El Estado nos quita poder social y económico: poder de autoorganización ciudadana, poder de autorregulación y poder de defensa personal, por medio de impuestos depredadores y a través de una regulación restrictiva.
A la vez pretende devolvernos seguridad social y económica bajo la forma de instituciones no evolutivas, sistemas de reparto y un capitalismo estatal creador de argollas.
No hay manera posible de que esta fórmula sea beneficiosa para generar la prosperidad general.
El Estado busca imponer un curioso sistema moral basado en la extorsión y el robo. El hombre de empresa, por el contrario, solo cierra acuerdos contractuales o de mutuo acuerdo con su cliente o capitalista. En los negocios privados, y debido a este contrato (aristotélico), todo el mundo gana.
En ningún momento el empresario pretende detentar una moral más elevada que su cliente ni robarle el dinero o su libertad para reasignárselo a otro o quedárselo él mismo; lo único que pretende, como su cliente, es obtener el máximo provecho con el menor costo posible.
La consecuencia de esta disyuntiva es que en Costa Rica se percibe hoy un ambiente donde conviene más anudar negocios ilegales que negocios legales. Cuando un empresario costarricense quiere trabajar dentro del marco de la ley puede estar seguro de que su “socio mayor”, que es el Estado, siempre estará listo para participar de sus ganancias sin aportar mucho, y como muestra de gratitud -gratitud negra al fin- le devolverá el favor con mayores regulaciones.

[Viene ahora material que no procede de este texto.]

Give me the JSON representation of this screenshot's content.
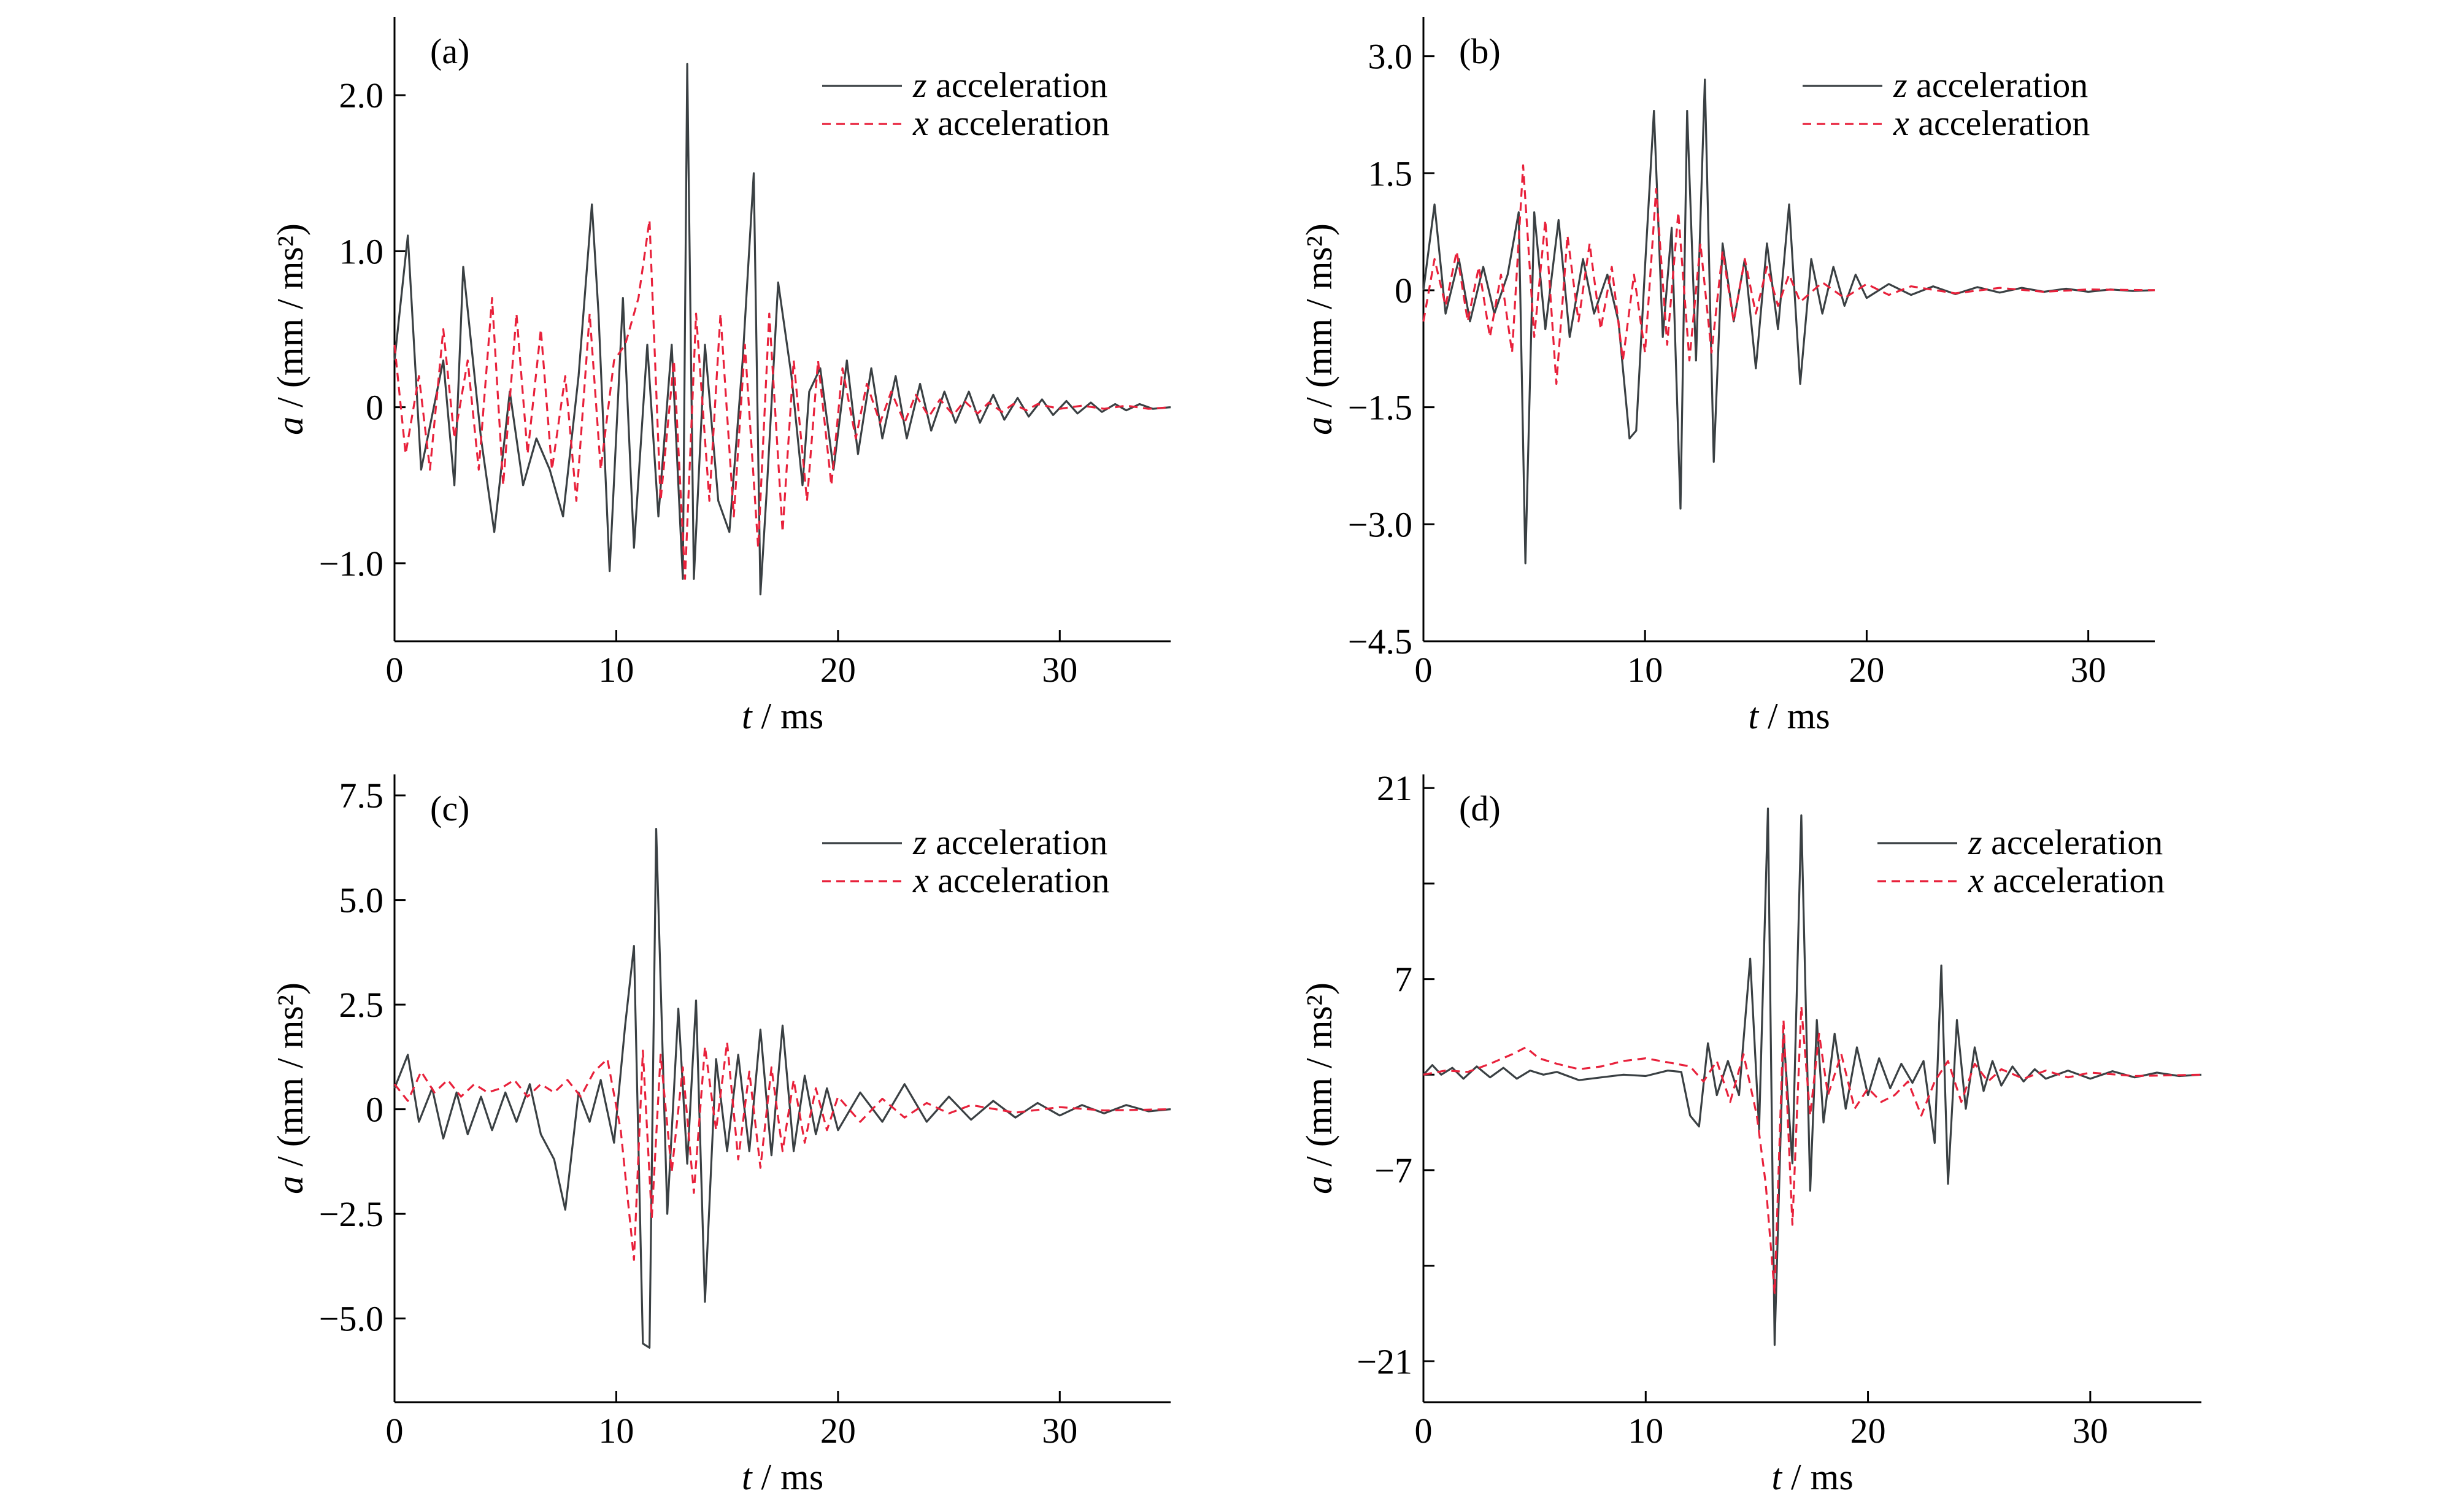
{
  "chart_data": [
    {
      "type": "line",
      "panel_label": "(a)",
      "xlabel": "t / ms",
      "ylabel": "a / (mm / ms²)",
      "xlim": [
        0,
        35
      ],
      "ylim": [
        -1.5,
        2.5
      ],
      "x_ticks": [
        0,
        10,
        20,
        30
      ],
      "y_ticks": [
        -1.0,
        0,
        1.0,
        2.0
      ],
      "y_tick_labels": [
        "−1.0",
        "0",
        "1.0",
        "2.0"
      ],
      "legend": "top-right",
      "series": [
        {
          "name": "z acceleration",
          "color": "#3a4043",
          "style": "solid",
          "x": [
            0,
            0.6,
            1.2,
            2.2,
            2.7,
            3.1,
            3.9,
            4.5,
            5.2,
            5.8,
            6.4,
            7.0,
            7.6,
            8.3,
            8.9,
            9.2,
            9.7,
            10.3,
            10.8,
            11.4,
            11.9,
            12.5,
            13.0,
            13.2,
            13.5,
            14.0,
            14.6,
            15.1,
            15.7,
            16.2,
            16.5,
            16.8,
            17.3,
            17.9,
            18.4,
            18.7,
            19.2,
            19.8,
            20.4,
            20.9,
            21.5,
            22.0,
            22.6,
            23.1,
            23.7,
            24.2,
            24.8,
            25.3,
            25.9,
            26.4,
            27.0,
            27.5,
            28.1,
            28.6,
            29.2,
            29.7,
            30.3,
            30.8,
            31.4,
            31.9,
            32.5,
            33.0,
            33.6,
            34.2,
            35.0
          ],
          "y": [
            0.3,
            1.1,
            -0.4,
            0.3,
            -0.5,
            0.9,
            -0.2,
            -0.8,
            0.1,
            -0.5,
            -0.2,
            -0.4,
            -0.7,
            0.2,
            1.3,
            0.6,
            -1.05,
            0.7,
            -0.9,
            0.4,
            -0.7,
            0.4,
            -1.1,
            2.2,
            -1.1,
            0.4,
            -0.6,
            -0.8,
            0.3,
            1.5,
            -1.2,
            -0.5,
            0.8,
            0.2,
            -0.5,
            0.1,
            0.25,
            -0.4,
            0.3,
            -0.3,
            0.25,
            -0.2,
            0.2,
            -0.2,
            0.15,
            -0.15,
            0.1,
            -0.1,
            0.1,
            -0.1,
            0.08,
            -0.08,
            0.06,
            -0.06,
            0.05,
            -0.05,
            0.04,
            -0.04,
            0.03,
            -0.03,
            0.02,
            -0.02,
            0.02,
            -0.01,
            0
          ]
        },
        {
          "name": "x acceleration",
          "color": "#e8213b",
          "style": "dashed",
          "x": [
            0,
            0.5,
            1.1,
            1.6,
            2.2,
            2.7,
            3.3,
            3.8,
            4.4,
            4.9,
            5.5,
            6.0,
            6.6,
            7.1,
            7.7,
            8.2,
            8.8,
            9.3,
            9.9,
            10.4,
            11.0,
            11.5,
            12.0,
            12.6,
            13.1,
            13.6,
            14.2,
            14.7,
            15.3,
            15.8,
            16.4,
            16.9,
            17.5,
            18.0,
            18.6,
            19.1,
            19.7,
            20.2,
            20.8,
            21.3,
            21.9,
            22.4,
            23.0,
            23.5,
            24.1,
            24.6,
            25.2,
            25.7,
            26.3,
            26.8,
            27.4,
            27.9,
            28.5,
            29.0,
            30.0,
            31.0,
            32.0,
            33.0,
            34.0,
            35.0
          ],
          "y": [
            0.4,
            -0.3,
            0.2,
            -0.4,
            0.5,
            -0.2,
            0.3,
            -0.4,
            0.7,
            -0.5,
            0.6,
            -0.3,
            0.5,
            -0.4,
            0.2,
            -0.6,
            0.6,
            -0.4,
            0.3,
            0.4,
            0.7,
            1.2,
            -0.6,
            0.3,
            -1.1,
            0.6,
            -0.6,
            0.6,
            -0.7,
            0.4,
            -0.9,
            0.6,
            -0.8,
            0.3,
            -0.6,
            0.3,
            -0.5,
            0.25,
            -0.2,
            0.15,
            -0.1,
            0.1,
            -0.1,
            0.08,
            -0.06,
            0.05,
            -0.05,
            0.04,
            -0.04,
            0.03,
            -0.03,
            0.02,
            -0.02,
            0.02,
            -0.01,
            0.01,
            -0.01,
            0.01,
            -0.01,
            0
          ]
        }
      ]
    },
    {
      "type": "line",
      "panel_label": "(b)",
      "xlabel": "t / ms",
      "ylabel": "a / (mm / ms²)",
      "xlim": [
        0,
        33
      ],
      "ylim": [
        -4.5,
        3.5
      ],
      "x_ticks": [
        0,
        10,
        20,
        30
      ],
      "y_ticks": [
        -4.5,
        -3.0,
        -1.5,
        0,
        1.5,
        3.0
      ],
      "y_tick_labels": [
        "−4.5",
        "−3.0",
        "−1.5",
        "0",
        "1.5",
        "3.0"
      ],
      "legend": "top-right",
      "series": [
        {
          "name": "z acceleration",
          "color": "#3a4043",
          "style": "solid",
          "x": [
            0,
            0.5,
            1.0,
            1.6,
            2.1,
            2.7,
            3.2,
            3.8,
            4.3,
            4.6,
            5.0,
            5.5,
            6.1,
            6.6,
            7.2,
            7.7,
            8.3,
            8.8,
            9.3,
            9.6,
            10.0,
            10.4,
            10.8,
            11.2,
            11.6,
            11.9,
            12.3,
            12.7,
            13.1,
            13.5,
            14.0,
            14.5,
            15.0,
            15.5,
            16.0,
            16.5,
            17.0,
            17.5,
            18.0,
            18.5,
            19.0,
            19.5,
            20.0,
            21.0,
            22.0,
            23.0,
            24.0,
            25.0,
            26.0,
            27.0,
            28.0,
            29.0,
            30.0,
            31.0,
            32.0,
            33.0
          ],
          "y": [
            0,
            1.1,
            -0.3,
            0.4,
            -0.4,
            0.3,
            -0.3,
            0.2,
            1.0,
            -3.5,
            1.0,
            -0.5,
            0.9,
            -0.6,
            0.4,
            -0.3,
            0.2,
            -0.4,
            -1.9,
            -1.8,
            0.3,
            2.3,
            -0.6,
            0.8,
            -2.8,
            2.3,
            -0.9,
            2.7,
            -2.2,
            0.6,
            -0.4,
            0.4,
            -1.0,
            0.6,
            -0.5,
            1.1,
            -1.2,
            0.4,
            -0.3,
            0.3,
            -0.2,
            0.2,
            -0.1,
            0.08,
            -0.06,
            0.05,
            -0.05,
            0.04,
            -0.03,
            0.03,
            -0.02,
            0.02,
            -0.02,
            0.01,
            -0.01,
            0
          ]
        },
        {
          "name": "x acceleration",
          "color": "#e8213b",
          "style": "dashed",
          "x": [
            0,
            0.5,
            1.0,
            1.5,
            2.0,
            2.5,
            3.0,
            3.5,
            4.0,
            4.5,
            5.0,
            5.5,
            6.0,
            6.5,
            7.0,
            7.5,
            8.0,
            8.5,
            9.0,
            9.5,
            10.0,
            10.5,
            11.0,
            11.5,
            12.0,
            12.5,
            13.0,
            13.5,
            14.0,
            14.5,
            15.0,
            15.5,
            16.0,
            16.5,
            17.0,
            18.0,
            19.0,
            20.0,
            21.0,
            22.0,
            24.0,
            26.0,
            28.0,
            30.0,
            33.0
          ],
          "y": [
            -0.4,
            0.4,
            -0.2,
            0.5,
            -0.4,
            0.3,
            -0.6,
            0.2,
            -0.8,
            1.6,
            -0.6,
            0.9,
            -1.2,
            0.7,
            -0.4,
            0.6,
            -0.5,
            0.3,
            -0.9,
            0.2,
            -0.8,
            1.3,
            -0.7,
            1.0,
            -0.9,
            0.6,
            -0.8,
            0.5,
            -0.4,
            0.4,
            -0.3,
            0.3,
            -0.2,
            0.2,
            -0.15,
            0.1,
            -0.1,
            0.08,
            -0.06,
            0.05,
            -0.04,
            0.03,
            -0.02,
            0.01,
            0
          ]
        }
      ]
    },
    {
      "type": "line",
      "panel_label": "(c)",
      "xlabel": "t / ms",
      "ylabel": "a / (mm / ms²)",
      "xlim": [
        0,
        35
      ],
      "ylim": [
        -7.0,
        8.0
      ],
      "x_ticks": [
        0,
        10,
        20,
        30
      ],
      "y_ticks": [
        -5.0,
        -2.5,
        0,
        2.5,
        5.0,
        7.5
      ],
      "y_tick_labels": [
        "−5.0",
        "−2.5",
        "0",
        "2.5",
        "5.0",
        "7.5"
      ],
      "legend": "top-right",
      "series": [
        {
          "name": "z acceleration",
          "color": "#3a4043",
          "style": "solid",
          "x": [
            0,
            0.6,
            1.1,
            1.7,
            2.2,
            2.8,
            3.3,
            3.9,
            4.4,
            5.0,
            5.5,
            6.1,
            6.6,
            7.2,
            7.7,
            8.3,
            8.8,
            9.3,
            9.9,
            10.4,
            10.8,
            11.2,
            11.5,
            11.8,
            12.3,
            12.8,
            13.2,
            13.6,
            14.0,
            14.5,
            15.0,
            15.5,
            16.0,
            16.5,
            17.0,
            17.5,
            18.0,
            18.5,
            19.0,
            19.5,
            20.0,
            21.0,
            22.0,
            23.0,
            24.0,
            25.0,
            26.0,
            27.0,
            28.0,
            29.0,
            30.0,
            31.0,
            32.0,
            33.0,
            34.0,
            35.0
          ],
          "y": [
            0.5,
            1.3,
            -0.3,
            0.5,
            -0.7,
            0.4,
            -0.6,
            0.3,
            -0.5,
            0.4,
            -0.3,
            0.6,
            -0.6,
            -1.2,
            -2.4,
            0.4,
            -0.3,
            0.7,
            -0.8,
            2.0,
            3.9,
            -5.6,
            -5.7,
            6.7,
            -2.5,
            2.4,
            -1.3,
            2.6,
            -4.6,
            1.2,
            -1.0,
            1.3,
            -1.0,
            1.9,
            -1.1,
            2.0,
            -1.0,
            0.8,
            -0.6,
            0.5,
            -0.5,
            0.4,
            -0.3,
            0.6,
            -0.3,
            0.3,
            -0.25,
            0.2,
            -0.2,
            0.15,
            -0.15,
            0.1,
            -0.1,
            0.1,
            -0.05,
            0
          ]
        },
        {
          "name": "x acceleration",
          "color": "#e8213b",
          "style": "dashed",
          "x": [
            0,
            0.6,
            1.2,
            1.8,
            2.4,
            3.0,
            3.6,
            4.2,
            4.8,
            5.4,
            6.0,
            6.6,
            7.2,
            7.8,
            8.4,
            9.0,
            9.6,
            10.2,
            10.8,
            11.2,
            11.6,
            12.0,
            12.5,
            13.0,
            13.5,
            14.0,
            14.5,
            15.0,
            15.5,
            16.0,
            16.5,
            17.0,
            17.5,
            18.0,
            18.5,
            19.0,
            19.5,
            20.0,
            21.0,
            22.0,
            23.0,
            24.0,
            25.0,
            26.0,
            28.0,
            30.0,
            32.0,
            35.0
          ],
          "y": [
            0.6,
            0.2,
            0.9,
            0.4,
            0.7,
            0.3,
            0.6,
            0.4,
            0.5,
            0.7,
            0.3,
            0.6,
            0.4,
            0.7,
            0.3,
            0.9,
            1.2,
            -0.5,
            -3.6,
            1.4,
            -2.6,
            1.3,
            -1.5,
            1.0,
            -2.0,
            1.5,
            -0.5,
            1.6,
            -1.2,
            0.9,
            -1.4,
            1.0,
            -1.0,
            0.7,
            -0.8,
            0.5,
            -0.5,
            0.3,
            -0.3,
            0.25,
            -0.2,
            0.15,
            -0.1,
            0.1,
            -0.08,
            0.05,
            -0.03,
            0
          ]
        }
      ]
    },
    {
      "type": "line",
      "panel_label": "(d)",
      "xlabel": "t / ms",
      "ylabel": "a / (mm / ms²)",
      "xlim": [
        0,
        35
      ],
      "ylim": [
        -24,
        22
      ],
      "x_ticks": [
        0,
        10,
        20,
        30
      ],
      "y_ticks": [
        -21,
        -14,
        -7,
        0,
        7,
        14,
        21
      ],
      "y_tick_labels": [
        "−21",
        "",
        "−7",
        "",
        "7",
        "",
        "21"
      ],
      "legend": "top-right",
      "series": [
        {
          "name": "z acceleration",
          "color": "#3a4043",
          "style": "solid",
          "x": [
            0,
            0.4,
            0.8,
            1.3,
            1.8,
            2.4,
            3.0,
            3.6,
            4.2,
            4.8,
            5.4,
            6.0,
            7.0,
            8.0,
            9.0,
            10.0,
            11.0,
            11.6,
            12.0,
            12.4,
            12.8,
            13.2,
            13.7,
            14.2,
            14.7,
            15.1,
            15.5,
            15.8,
            16.2,
            16.6,
            17.0,
            17.4,
            17.7,
            18.0,
            18.5,
            19.0,
            19.5,
            20.0,
            20.5,
            21.0,
            21.5,
            22.0,
            22.5,
            23.0,
            23.3,
            23.6,
            24.0,
            24.4,
            24.8,
            25.2,
            25.6,
            26.0,
            26.5,
            27.0,
            27.5,
            28.0,
            29.0,
            30.0,
            31.0,
            32.0,
            33.0,
            34.0,
            35.0
          ],
          "y": [
            0,
            0.7,
            0,
            0.5,
            -0.3,
            0.6,
            -0.2,
            0.5,
            -0.3,
            0.3,
            0,
            0.2,
            -0.4,
            -0.2,
            0,
            -0.1,
            0.3,
            0.2,
            -3.0,
            -3.8,
            2.3,
            -1.5,
            1.0,
            -1.5,
            8.5,
            -4.0,
            19.5,
            -19.8,
            3.0,
            -6.5,
            19.0,
            -8.5,
            4.0,
            -3.5,
            3.0,
            -2.5,
            2.0,
            -1.5,
            1.2,
            -1.0,
            0.8,
            -0.6,
            1.0,
            -5.0,
            8.0,
            -8.0,
            4.0,
            -2.5,
            2.0,
            -1.2,
            1.0,
            -0.8,
            0.6,
            -0.5,
            0.4,
            -0.3,
            0.3,
            -0.3,
            0.25,
            -0.2,
            0.15,
            -0.1,
            0
          ]
        },
        {
          "name": "x acceleration",
          "color": "#e8213b",
          "style": "dashed",
          "x": [
            0,
            1.0,
            2.0,
            3.0,
            4.0,
            4.6,
            5.2,
            6.0,
            7.0,
            8.0,
            9.0,
            10.0,
            11.0,
            12.0,
            12.6,
            13.2,
            13.8,
            14.4,
            15.0,
            15.4,
            15.8,
            16.2,
            16.6,
            17.0,
            17.4,
            17.8,
            18.2,
            18.8,
            19.4,
            20.0,
            20.6,
            21.2,
            21.8,
            22.4,
            23.0,
            23.6,
            24.2,
            24.8,
            25.4,
            26.0,
            27.0,
            28.0,
            29.0,
            30.0,
            32.0,
            35.0
          ],
          "y": [
            0,
            0.3,
            0.2,
            0.8,
            1.5,
            2.0,
            1.2,
            0.8,
            0.4,
            0.6,
            1.0,
            1.2,
            0.9,
            0.6,
            -0.5,
            1.0,
            -2.0,
            1.5,
            -3.0,
            -8.0,
            -16.0,
            4.0,
            -11.0,
            5.0,
            -3.0,
            3.0,
            -1.5,
            1.5,
            -2.5,
            -1.0,
            -2.0,
            -1.5,
            -0.5,
            -3.0,
            -0.5,
            1.0,
            -2.0,
            0.8,
            -0.5,
            0.4,
            -0.3,
            0.3,
            -0.2,
            0.15,
            -0.1,
            0
          ]
        }
      ]
    }
  ]
}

Pero, además, cuando el empresario busque protección ante la ley siempre surgirá un burócrata de pelo largo que lo acusará públicamente de manipular la ley en su propio beneficio. Una práctica que no solo es nefasta sino que pone en riesgo el futuro de la propia nación y de cada uno de sus habitantes.
Muchos intelectualoides le echan la culpa al capitalismo por todos los males de la sociedad, pero no se dan cuenta de que sin capital (físico, intelectual, social) no puede existir bienestar colectivo. Después de todo, capitalismo no es más que la libre transformación, transferencia y acumulación de capital a través del intercambio.
Esta fórmula nunca puede ser la causante de la pobreza, a no ser que el aparato estatal cree las condiciones para que dicho capital se acumule en pocas manos, fenómeno que sí ocurre por otros factores: exceso de regulación, multitud de impuestos y gasto improductivo del propio Estado.
En resumen, un país debería ser un sistema de cooperación económica, donde la homogeneidad cultural debería servir de base para que el énfasis sea agregar y acumular valor, y no que algunos grupos destruyan el valor que otros generan bajo una falsa sombrilla de un Estado solidario.